Humor is a good place to start when programming chat bot dialogue. The easiest kinds of things your bot can do is one-liners. If your bot is being judged on its humanity, the one-liner may be thought of as a non-sequitur. So there is a real art to balancing jokes with informative answers. Some of the most well developed bots like El Bot, and Eugene Goostman are able to weave jokes into a dialog about their background stories.
As to how to go about learning how to write dialogue for the bot, you’ll have to find a platform that allows you the mechanisms you want to control.
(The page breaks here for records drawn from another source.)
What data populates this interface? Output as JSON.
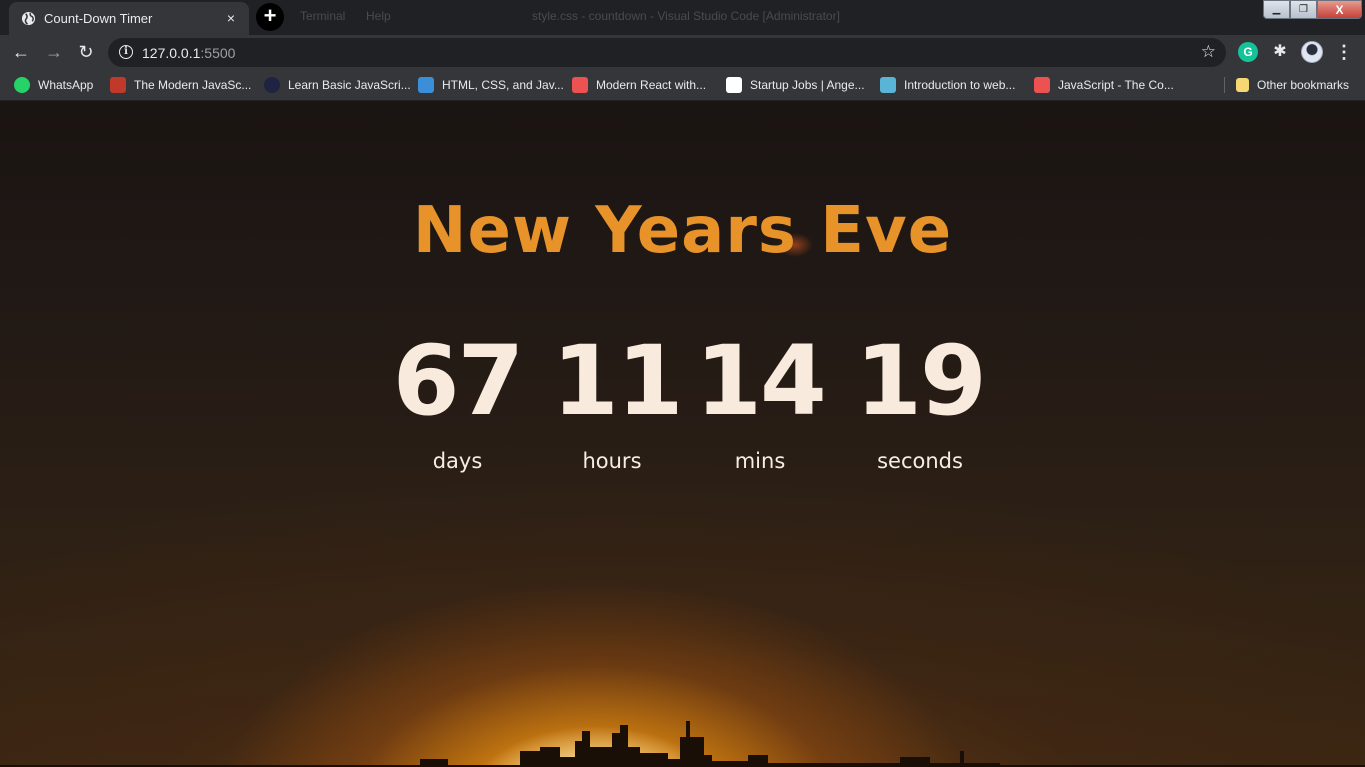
{
  "tab": {
    "title": "Count-Down Timer",
    "close": "×"
  },
  "new_tab": "+",
  "ghost_menu": [
    "Terminal",
    "Help"
  ],
  "ghost_title": "style.css - countdown - Visual Studio Code [Administrator]",
  "window_controls": {
    "minimize": "▁",
    "maximize": "❐",
    "close": "X"
  },
  "toolbar": {
    "back": "←",
    "forward": "→",
    "reload": "↻",
    "url_host": "127.0.0.1",
    "url_port": ":5500",
    "star": "☆",
    "grammarly": "G",
    "extensions": "✱",
    "menu": "⋮"
  },
  "bookmarks": [
    {
      "label": "WhatsApp",
      "color": "#25d366"
    },
    {
      "label": "The Modern JavaSc...",
      "color": "#c0392b"
    },
    {
      "label": "Learn Basic JavaScri...",
      "color": "#1d2340"
    },
    {
      "label": "HTML, CSS, and Jav...",
      "color": "#3a8fd8"
    },
    {
      "label": "Modern React with...",
      "color": "#ec5252"
    },
    {
      "label": "Startup Jobs | Ange...",
      "color": "#ffffff"
    },
    {
      "label": "Introduction to web...",
      "color": "#5ab4d6"
    },
    {
      "label": "JavaScript - The Co...",
      "color": "#ec5252"
    }
  ],
  "other_bookmarks": "Other bookmarks",
  "page": {
    "title": "New Years Eve",
    "countdown": [
      {
        "value": "67",
        "label": "days"
      },
      {
        "value": "11",
        "label": "hours"
      },
      {
        "value": "14",
        "label": "mins"
      },
      {
        "value": "19",
        "label": "seconds"
      }
    ]
  }
}
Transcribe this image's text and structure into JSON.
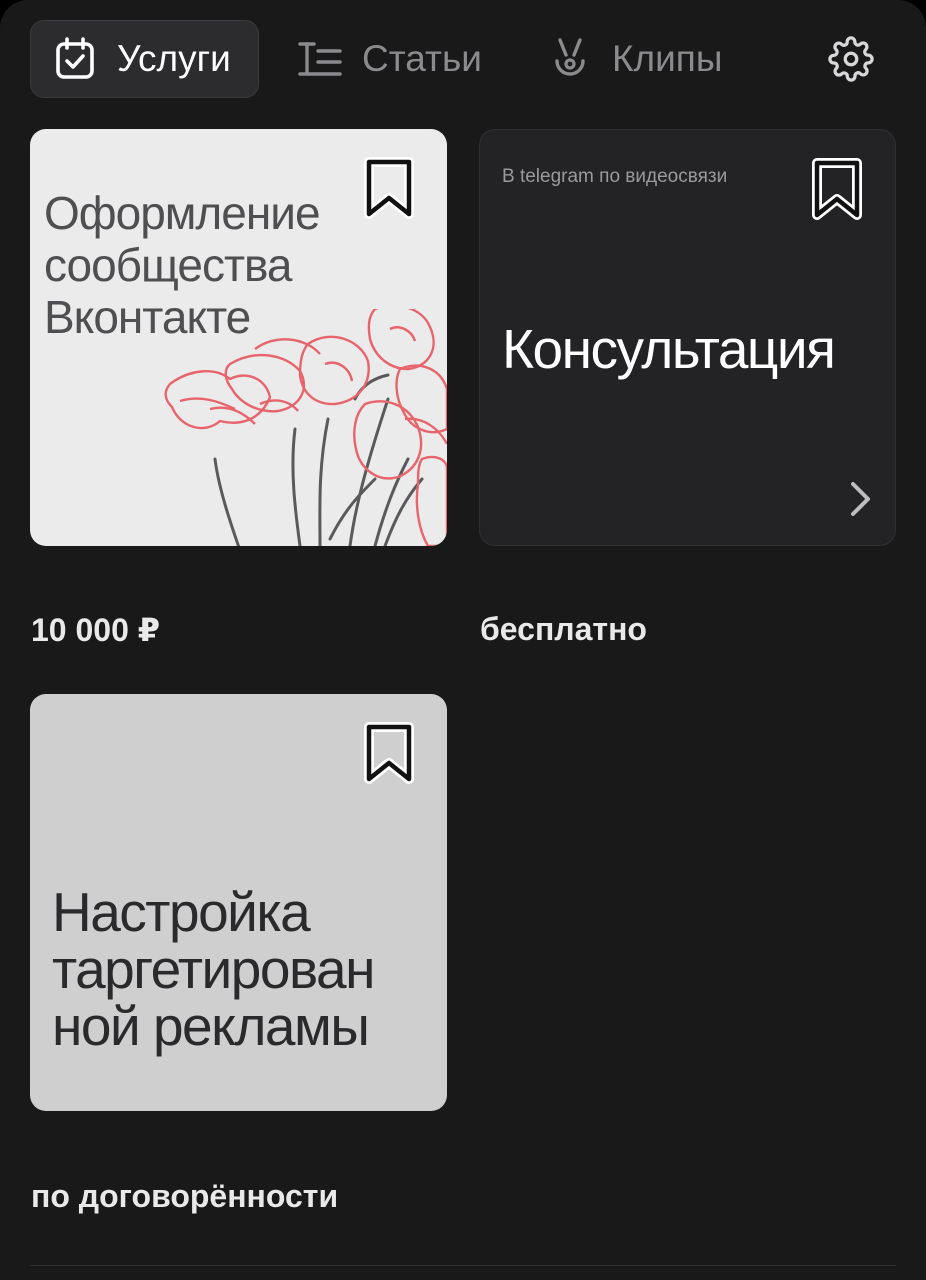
{
  "tabs": [
    {
      "label": "Услуги",
      "icon": "calendar-check-icon",
      "active": true
    },
    {
      "label": "Статьи",
      "icon": "text-lines-icon",
      "active": false
    },
    {
      "label": "Клипы",
      "icon": "clips-icon",
      "active": false
    }
  ],
  "settings_icon": "gear-icon",
  "cards": [
    {
      "title": "Оформление сообщества Вконтакте",
      "price": "10 000 ₽",
      "bookmark_icon": "bookmark-icon"
    },
    {
      "subtitle": "В telegram по видеосвязи",
      "title": "Консультация",
      "price": "бесплатно",
      "bookmark_icon": "bookmark-icon",
      "chevron_icon": "chevron-right-icon"
    },
    {
      "title": "Настройка таргетирован ной рекламы",
      "price": "по договорённости",
      "bookmark_icon": "bookmark-icon"
    }
  ],
  "colors": {
    "background": "#19191a",
    "active_tab": "#2c2c2e",
    "inactive_text": "#8b8b8e",
    "flower_red": "#e8646c",
    "stem_gray": "#5a5a5c"
  }
}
AIML has several variations, and has been around the longest, so it has versions that you can just start up and use on the web like Pandorabots.com, or if you want to make your own server and get into some more technical aspects, Program O is good. I have used both for different purposes.
ChatScript is a newer technology and is very versatile at the cost of being in development, so if you enjoy learning new programming techniques, it might be the one for you. The bot is written in C++, but the dialogue is ChatScript. One difference is that AIML script is an XML language, and ChatScript has its own syntax that is more free form.
Some of the older bots do not separate data from processing, they are programmed in Java or Visual Basic, and so on. I would recommend something where you don’t have to recompile every change that you make. Even so, the script you use will need to be reloaded to incorporate your new material.